Re: HTTP HEAD request
Mon, 10 Apr 1995 22:49:54 +0500
Once upon a time you, Jim Hurley, wrote:
--> I wrote:
--> >And according to the DTD:
--> ><!ELEMENT HEAD O O (%head.content)>
--> ><!ELEMENT BODY O O %body.content>
--> ><!ENTITY % html.content "HEAD, BODY+">
--> >The first O indicates the opening tag is optional, the second one
--> >indicates the closing tag is optional.
--> >Every HTML document must have a head, and I did not say it should not.
--> >All I said is that the <head>, </head> *tags* do not have to be
--> >present, as confirmed by the DTD. (Similar for the <body>, </body>
--> >tags.) Apparently, HTML parsers are smart enough to decided for
--> >themselves what is the head and what is the body.

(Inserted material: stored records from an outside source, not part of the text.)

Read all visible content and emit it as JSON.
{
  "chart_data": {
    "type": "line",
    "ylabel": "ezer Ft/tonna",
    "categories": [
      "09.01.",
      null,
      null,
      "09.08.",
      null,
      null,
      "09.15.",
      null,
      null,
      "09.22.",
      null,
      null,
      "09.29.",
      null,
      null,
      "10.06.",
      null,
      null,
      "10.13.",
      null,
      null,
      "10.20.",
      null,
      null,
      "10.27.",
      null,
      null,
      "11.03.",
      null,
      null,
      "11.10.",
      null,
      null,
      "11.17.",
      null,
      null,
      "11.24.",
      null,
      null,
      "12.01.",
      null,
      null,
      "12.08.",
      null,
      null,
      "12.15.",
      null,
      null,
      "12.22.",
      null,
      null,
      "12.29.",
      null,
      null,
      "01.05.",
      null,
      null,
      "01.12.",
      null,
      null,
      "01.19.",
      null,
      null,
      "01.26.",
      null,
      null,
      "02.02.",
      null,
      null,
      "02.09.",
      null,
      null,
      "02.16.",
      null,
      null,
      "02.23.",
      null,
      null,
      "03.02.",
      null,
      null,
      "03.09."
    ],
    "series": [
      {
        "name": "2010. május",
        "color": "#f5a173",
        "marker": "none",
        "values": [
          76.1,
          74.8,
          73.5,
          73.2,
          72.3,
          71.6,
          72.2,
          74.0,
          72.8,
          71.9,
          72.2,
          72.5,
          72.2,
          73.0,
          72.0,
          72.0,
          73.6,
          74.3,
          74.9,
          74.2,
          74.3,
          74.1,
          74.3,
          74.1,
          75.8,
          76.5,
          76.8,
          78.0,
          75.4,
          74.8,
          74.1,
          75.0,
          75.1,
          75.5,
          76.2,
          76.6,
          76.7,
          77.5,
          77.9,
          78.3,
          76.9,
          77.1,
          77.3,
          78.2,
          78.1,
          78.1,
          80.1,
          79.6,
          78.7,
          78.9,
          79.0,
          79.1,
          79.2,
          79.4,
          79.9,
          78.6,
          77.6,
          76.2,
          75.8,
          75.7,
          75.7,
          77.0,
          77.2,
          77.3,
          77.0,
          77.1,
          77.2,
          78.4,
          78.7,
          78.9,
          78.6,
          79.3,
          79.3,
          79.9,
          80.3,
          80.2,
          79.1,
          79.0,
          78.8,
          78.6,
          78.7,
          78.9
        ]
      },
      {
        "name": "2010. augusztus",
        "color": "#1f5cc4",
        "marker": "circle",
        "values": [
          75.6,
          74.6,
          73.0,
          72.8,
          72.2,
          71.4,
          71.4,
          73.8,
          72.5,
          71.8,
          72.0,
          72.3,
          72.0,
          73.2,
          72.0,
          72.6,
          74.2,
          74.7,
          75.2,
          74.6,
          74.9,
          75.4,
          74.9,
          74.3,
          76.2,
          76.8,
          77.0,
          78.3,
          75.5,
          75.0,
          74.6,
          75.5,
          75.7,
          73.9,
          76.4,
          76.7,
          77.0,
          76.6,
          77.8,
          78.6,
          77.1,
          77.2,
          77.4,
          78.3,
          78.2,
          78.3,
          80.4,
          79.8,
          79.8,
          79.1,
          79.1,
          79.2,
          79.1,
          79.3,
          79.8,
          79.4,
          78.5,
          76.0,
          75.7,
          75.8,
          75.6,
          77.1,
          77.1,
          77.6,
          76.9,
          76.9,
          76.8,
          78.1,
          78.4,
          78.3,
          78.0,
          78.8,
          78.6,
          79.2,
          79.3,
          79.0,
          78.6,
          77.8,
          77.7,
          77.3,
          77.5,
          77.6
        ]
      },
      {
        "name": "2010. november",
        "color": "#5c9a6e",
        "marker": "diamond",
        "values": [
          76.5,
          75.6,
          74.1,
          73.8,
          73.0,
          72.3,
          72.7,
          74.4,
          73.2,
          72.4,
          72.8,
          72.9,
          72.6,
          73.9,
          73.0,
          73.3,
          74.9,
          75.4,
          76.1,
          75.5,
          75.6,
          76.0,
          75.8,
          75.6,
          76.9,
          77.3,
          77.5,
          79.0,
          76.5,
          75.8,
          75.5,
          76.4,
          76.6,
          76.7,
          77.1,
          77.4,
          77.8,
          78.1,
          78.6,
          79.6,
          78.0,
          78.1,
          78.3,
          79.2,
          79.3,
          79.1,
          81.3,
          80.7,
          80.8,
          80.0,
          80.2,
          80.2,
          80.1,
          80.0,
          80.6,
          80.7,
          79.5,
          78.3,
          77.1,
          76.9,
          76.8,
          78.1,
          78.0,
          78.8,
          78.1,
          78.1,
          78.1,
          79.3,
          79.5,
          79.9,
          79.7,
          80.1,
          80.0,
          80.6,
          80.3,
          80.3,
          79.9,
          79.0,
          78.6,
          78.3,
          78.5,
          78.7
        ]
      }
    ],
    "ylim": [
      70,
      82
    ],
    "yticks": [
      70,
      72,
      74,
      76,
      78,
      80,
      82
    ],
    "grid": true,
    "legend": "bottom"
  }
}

--> >--> >Returning an error if it encounters EOF before </head> would be a
--> >--> >major design bug.
--> >--> A major design bug of the HTML document, yes - but these are so
--> >--> commonly encountered.
--> >Nope, just like </p>, </li>, etc some tags are not required.
--> But this last part was about encountering a <head> but not getting
--> a matching </head>. Are you saying the <head> is terminated by
--> <body> or some body part?
All I said is that all the tags <head>, </head>, <body> and </body>
are optional. One could have a document with just the </head> tag, or
only <head> and </body>. It is all legal according to the DTD. So, if
you want to grap the head *section* (not the <head> *tag*) you would
have to be a little smarter. However, since there are only a few tags
part of the head section, it is not difficult. Whenever you encounter
anything which is not enclosed by any of the valid head section tags
(like <title>,</title>) you have reached the body part.
However, the question was originally raised asking a way to get only
the head of a document. This means the server has to parse the
document itself, which makes servers more complex, and more